What do you call the children and parents that you spend most of your days and some of your nights with? I usually refer to them as patients and their families. This shouldn't surprise you since I am old enough that no one seems embarrassed to ask me if I would like a senior citizen discount. But you may refer to the people you serve as clients, particularly if you consider yourself a provider.
Whether you call them patients or clients, the bottom line is that they are our customers and as such deserve good customer service. Unfortunately, I fear that as a group we physicians don't have a great reputation for providing customer-friendly service. I know of – and have endured myself – waiting room experiences on a par with the tarmac imprisonments for which airlines now must pay hefty fines. Some of us work with receptionists and billing office personnel, who as preschoolers must have bonded with Oscar the Grouch instead of Grover or Bert and Ernie.
The ingredients of bad customer service are obvious to anyone who is on the receiving end. However, while you know when you have gotten good customer service, it might be difficult to dissect out exactly what it was that created that impression. Often, it's simply because the person you were dealing is blessed with a pleasant demeanor inherited from a parent. But good customer service can be learned by those of us who are genetically less fortunate.

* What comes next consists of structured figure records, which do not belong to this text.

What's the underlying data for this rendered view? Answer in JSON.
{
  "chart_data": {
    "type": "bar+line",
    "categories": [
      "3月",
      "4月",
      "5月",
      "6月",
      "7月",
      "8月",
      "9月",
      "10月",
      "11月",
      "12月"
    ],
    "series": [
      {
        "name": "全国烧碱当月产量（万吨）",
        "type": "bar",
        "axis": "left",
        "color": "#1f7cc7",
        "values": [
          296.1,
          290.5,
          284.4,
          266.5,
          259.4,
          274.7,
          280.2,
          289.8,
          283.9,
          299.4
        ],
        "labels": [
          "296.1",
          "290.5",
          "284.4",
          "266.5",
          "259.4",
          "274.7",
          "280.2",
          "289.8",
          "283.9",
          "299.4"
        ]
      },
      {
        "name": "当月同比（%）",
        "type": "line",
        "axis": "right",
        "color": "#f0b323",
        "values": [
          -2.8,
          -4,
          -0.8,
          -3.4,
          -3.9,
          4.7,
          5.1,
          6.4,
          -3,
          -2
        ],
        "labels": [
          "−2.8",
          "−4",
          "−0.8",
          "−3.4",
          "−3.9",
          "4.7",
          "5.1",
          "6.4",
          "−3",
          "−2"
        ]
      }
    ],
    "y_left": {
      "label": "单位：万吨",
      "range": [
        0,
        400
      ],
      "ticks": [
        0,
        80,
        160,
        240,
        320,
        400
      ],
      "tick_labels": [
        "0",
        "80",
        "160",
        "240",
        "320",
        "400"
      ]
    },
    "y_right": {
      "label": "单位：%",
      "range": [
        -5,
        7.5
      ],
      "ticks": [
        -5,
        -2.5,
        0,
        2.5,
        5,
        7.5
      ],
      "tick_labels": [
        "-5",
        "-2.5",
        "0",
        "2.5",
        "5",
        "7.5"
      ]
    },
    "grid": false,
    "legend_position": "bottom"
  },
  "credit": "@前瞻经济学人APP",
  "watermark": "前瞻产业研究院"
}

For example, L.L. Bean perennially receives several awards for good customer service. This past year they were ranked No. 1 by Bloomberg Businessweek. Good customer service has been built into the culture of their business since it was founded by Leon Bean. The company's willingness to accept and/or replace returned items with little question has spawned amusing and amazing suburban legends (hiking boots with bloody gunshot holes, etc.). The people on the phones are knowledgeable, courteous, and eager to help.
Many of my patients' parents work for the company (as does our son) and so, from time to time, I get a glimpse inside the culture that has created this customer-friendly aura. It isn't rocket science. It is a commitment from the top down that they are not only going to offer a quality product, but they will treat you as they'd like to be treated themselves. Now, no person or system is perfect, but I'll bet you have been the beneficiary of good customer service from L.L. Bean.
Can you say that about the patients who come to your office? Do you really know? Do you ever go into your waiting room? Do you hear what your receptionists and billing people tell your patients? As groups get larger and new offices are built, we are often insulated from the ugliness or just plain callousness that goes on over the phone or when the sliding glass window gets rolled back (I hate those).
Let's assume for the moment that none of us physicians is the cause of bad customer service. But are we enabling or permitting it to persist? Parents and patients might not feel comfortable sharing their bad experiences and complaints with us. They may be intimidated by us as authority figures or they may assume that we don't care and/or can't do anything about a rude receptionist.
As more physicians become employees, it is rare that a practice can claim that “the owner is in the store.” However, abandoning ownership doesn't mean that our patients are no longer our customers. They deserve to be treated as we would like to be treated ourselves, and we must take the lead role in making customer service a top priority.